Mumbai: In a city where private greed tends to overtake public good, Shirish Patel was a tireless advocate for equitable urban development. The distinguished civil engineer and urban planner passed away on Friday night at the age of 92.
Patel was the designer of the first flyover in India—the Kemps Corner Flyover—built in 1965. But like many of his generation, he strayed far beyond his profession to engage with the urban and social challenges facing a young nation. He played a role in the early development of Mumbai — helping to conceive and plan Navi Mumbai — and remained actively engaged with urban issues until the end of his life.
Born in 1932, Patel spent his early school years in Karachi before moving to Bombay, where his father Bhailal Patel became the first Indian municipal commissioner. After studying engineering at Cambridge University, he worked on large dams, including the Karina Dam in Zambia and the Koyna Dam in Maharashtra, before starting his own engineering firm. In 1965, he along with Charles Correa and Pravina Mehta proposed a new city across the harbour to take the load off Mumbai. Five years later, he was made chief planner with City & Industrial Development Corporation (Cidco), the agency created to build Navi Mumbai.
“He saw city development as a multidisciplinary subject, and not just about architecture and infrastructure,” said V K Phatak, former chief planner at the MMRDA, who knew him from the 1970s. At Cidco, Patel assembled a uniquely diverse team, made up of not just engineers and architects but also economists and social scientists. “His commitment to social justice in city development was very strong,” Phatak said.
Patel’s interests were diverse and far-reaching—he served on the municipal heritage committee, was involved in research on an industrial solar cookstove, and helped found HDFC, the Housing Development Finance Corporation. He made many trips to see the bridges of the Spanish architect Santiago Calatrava. Patel nurtured an abiding love for Indian classical music, and he and his wife Rajani were close friends of the singer Kumar Gandharva. Throughout his life, he quietly supported the education of children in interior India, reaching places that had eluded the govt.
In recent decades, he had become a vocal yet thoughtful critic of Mumbai’s development policies, which he felt had been captured by real estate interests. Although he had built the city’s first flyover, he was critical of their proliferation in recent years, which he described as a “madness” that was destroying the urban fabric and encouraging the use of motor cars at the cost of public transport. He criticised the new coastal road for the same reason.
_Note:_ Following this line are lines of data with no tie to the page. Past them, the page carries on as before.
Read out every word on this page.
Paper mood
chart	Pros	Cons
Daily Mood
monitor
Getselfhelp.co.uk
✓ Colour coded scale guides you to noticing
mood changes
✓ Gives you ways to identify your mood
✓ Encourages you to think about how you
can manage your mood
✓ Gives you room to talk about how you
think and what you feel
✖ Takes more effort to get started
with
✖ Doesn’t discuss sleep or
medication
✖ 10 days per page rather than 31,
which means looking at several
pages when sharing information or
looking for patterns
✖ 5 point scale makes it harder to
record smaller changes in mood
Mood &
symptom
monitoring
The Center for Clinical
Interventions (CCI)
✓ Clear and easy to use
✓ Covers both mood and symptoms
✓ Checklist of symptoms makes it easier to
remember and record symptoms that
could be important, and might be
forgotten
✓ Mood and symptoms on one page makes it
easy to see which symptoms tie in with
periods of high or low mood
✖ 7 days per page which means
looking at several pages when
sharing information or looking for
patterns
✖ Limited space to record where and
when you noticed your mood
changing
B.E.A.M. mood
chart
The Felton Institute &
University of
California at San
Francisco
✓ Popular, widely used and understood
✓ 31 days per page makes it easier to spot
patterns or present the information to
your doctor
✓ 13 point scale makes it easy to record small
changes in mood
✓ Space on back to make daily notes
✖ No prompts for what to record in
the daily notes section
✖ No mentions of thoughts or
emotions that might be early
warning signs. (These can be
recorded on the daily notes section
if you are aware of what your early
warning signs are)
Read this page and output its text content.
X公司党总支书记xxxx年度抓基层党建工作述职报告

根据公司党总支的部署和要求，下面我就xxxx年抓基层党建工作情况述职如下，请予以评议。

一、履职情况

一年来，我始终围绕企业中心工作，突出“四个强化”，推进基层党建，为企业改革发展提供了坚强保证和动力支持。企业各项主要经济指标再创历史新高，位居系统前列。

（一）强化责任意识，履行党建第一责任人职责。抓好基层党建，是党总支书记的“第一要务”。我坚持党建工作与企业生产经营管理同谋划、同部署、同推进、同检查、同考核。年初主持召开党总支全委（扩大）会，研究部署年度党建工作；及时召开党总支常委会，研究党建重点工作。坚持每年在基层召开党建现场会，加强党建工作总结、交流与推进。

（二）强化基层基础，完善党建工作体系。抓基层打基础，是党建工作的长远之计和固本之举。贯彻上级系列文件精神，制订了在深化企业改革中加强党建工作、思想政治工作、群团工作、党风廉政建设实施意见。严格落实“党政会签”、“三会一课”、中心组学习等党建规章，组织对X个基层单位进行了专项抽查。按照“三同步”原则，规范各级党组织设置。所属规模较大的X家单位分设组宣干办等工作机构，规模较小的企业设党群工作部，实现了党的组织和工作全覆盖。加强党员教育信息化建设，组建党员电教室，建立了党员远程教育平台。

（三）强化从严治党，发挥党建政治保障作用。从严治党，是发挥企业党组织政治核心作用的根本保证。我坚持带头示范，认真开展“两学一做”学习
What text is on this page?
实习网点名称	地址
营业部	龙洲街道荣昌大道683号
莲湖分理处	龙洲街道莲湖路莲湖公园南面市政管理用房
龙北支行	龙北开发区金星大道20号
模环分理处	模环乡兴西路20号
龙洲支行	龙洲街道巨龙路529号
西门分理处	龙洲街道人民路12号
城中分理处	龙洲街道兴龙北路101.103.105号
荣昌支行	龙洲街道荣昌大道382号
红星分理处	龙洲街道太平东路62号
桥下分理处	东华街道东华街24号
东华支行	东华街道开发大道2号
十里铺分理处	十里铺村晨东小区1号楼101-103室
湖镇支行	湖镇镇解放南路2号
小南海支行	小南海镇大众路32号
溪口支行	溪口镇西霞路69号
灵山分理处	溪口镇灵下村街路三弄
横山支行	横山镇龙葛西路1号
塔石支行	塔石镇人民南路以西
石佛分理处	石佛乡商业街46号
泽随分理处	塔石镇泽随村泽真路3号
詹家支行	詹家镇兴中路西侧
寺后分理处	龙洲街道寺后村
At the age of 87, he and another planner filed a public interest petition against the govt’s redevelopment plan for the BDD chawls in Worli, arguing that it would densify the area and lead to health and environmental issues among residents. He was not anti-change, however. Rather, he proposed an alternative building plan that would be less dense and create more open space, but his pleas fell on deaf ears. Last year, he challenged the municipality’s decision to replace the Malabar Hill reservoir, suggesting that it could easily just be repaired.
“He was a polymath practitioner who was an extremely sharp but measured voice on an array of issues in the city from public housing, conservation, FSI deployment to broader questions of planning and engineering. And a vocal critic of the deplorable state of planning culture in our urban areas—a voice that will be truly missed,” said Rahul Mehrotra, architect and chair of the department of urban planning and design at Harvard Graduate School of Design.